Dreieinhalb Stunden für eine Nullnummer

Verfassungsschutzchef Maaßen berichtete vor NSU-Ausschuss über Versäumnisse im Fall »Corelli«

  • René Heilig
  • Lesedauer: 2 Min.
Dicker Bericht - wenig Inhalt. So lässt sich zusammenfassen, was nun vom Innenministerium zum Fall »Corelli« an den Bundestag ging. Der Untersuchungsausschuss debattierte außer der Reihe darüber.

»Corelli« alias Thomas Richter spitzelte von 1997 bis 2007 für das Bundesamt für Verfassungsschutz (BfV) in der rechten Szene. Er war eine von wohl drei Quellen, die das BfV im NSU-Umfeld hatte. Nach seiner Enttarnung versteckte ihn der Geheimdienst, 2014 verstarb der Ex-V-Mann plötzlich im Alter von nur 39 Jahren. Die Diagnose »Zuckerschock« ist auch unter Fachleuten umstritten.

Vor einigen Monaten überraschte das BfV mit der Nachricht, man habe im Panzerschrank seines V-Mann-Führers ein bislang unbekanntes »Corelli«-Handy gefunden. Zunächst hieß es aus dem Bundesinnenministerium, darauf seien Fotos, Mails und andere Dokumente, die einem »Who is who« der Naziszene glichen. Später nahm man dies zurück, fand jedoch nach und nach SIM-Karten, die von dem V-Mann benutzt worden sind. Wie viele Handys es noch gibt, die von »Corelli« und seinem Führer benutzt wurden, ist ungewiss.

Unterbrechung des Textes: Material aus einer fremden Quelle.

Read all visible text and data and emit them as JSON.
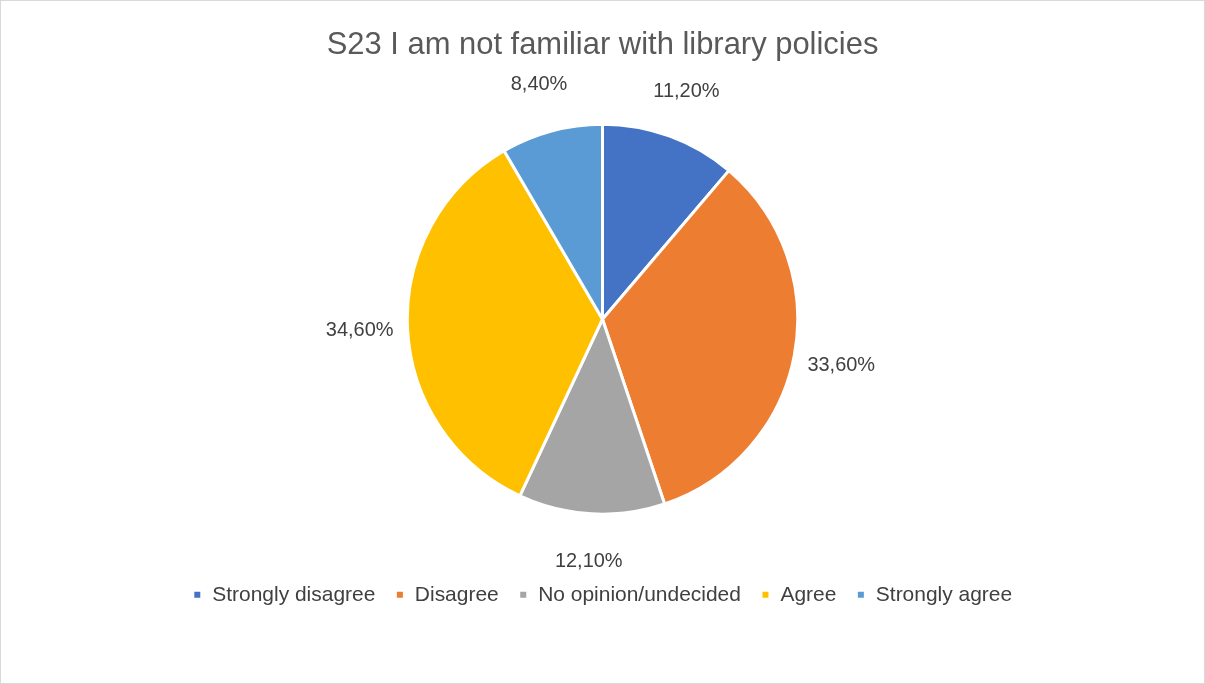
{
  "chart_data": {
    "type": "pie",
    "title": "S23 I am not familiar with library policies",
    "categories": [
      "Strongly disagree",
      "Disagree",
      "No opinion/undecided",
      "Agree",
      "Strongly agree"
    ],
    "values": [
      11.2,
      33.6,
      12.1,
      34.6,
      8.4
    ],
    "value_labels": [
      "11,20%",
      "33,60%",
      "12,10%",
      "34,60%",
      "8,40%"
    ],
    "colors": [
      "#4472c4",
      "#ed7d31",
      "#a5a5a5",
      "#ffc000",
      "#5b9bd5"
    ],
    "legend": "bottom"
  }
}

BfV-Chef Hans-Georg Maaßen nahm an der Sitzung des Ausschusses teil. »Jedes EM-Spiel war interessanter«, hieß es aus Teilnehmerkreisen. Die Vorstellung sei eine »Nullnummer« gewesen. Maaßen steht unter Beschuss. LINKE, Grüne und sogar Abgeordnete der mitregierenden SPD verlangen seit Wochen seine Entlassung. Doch Minister Thomas de Maizière (CDU) schickte nur einen Beamten in die Kölner Geheimdienstzentrale, der nun den geheimen Bericht vorlegte. Vor dem NSU-Ausschuss bedauerte Maaßen die Arbeitsweise seines Amtes und behauptete, der sehr kompetente V-Mann-Führer sei bisweilen überlastet gewesen. Doch habe man den Fall »Corelli« schon 2013 zum Anlass für Reformen im Amt genommen.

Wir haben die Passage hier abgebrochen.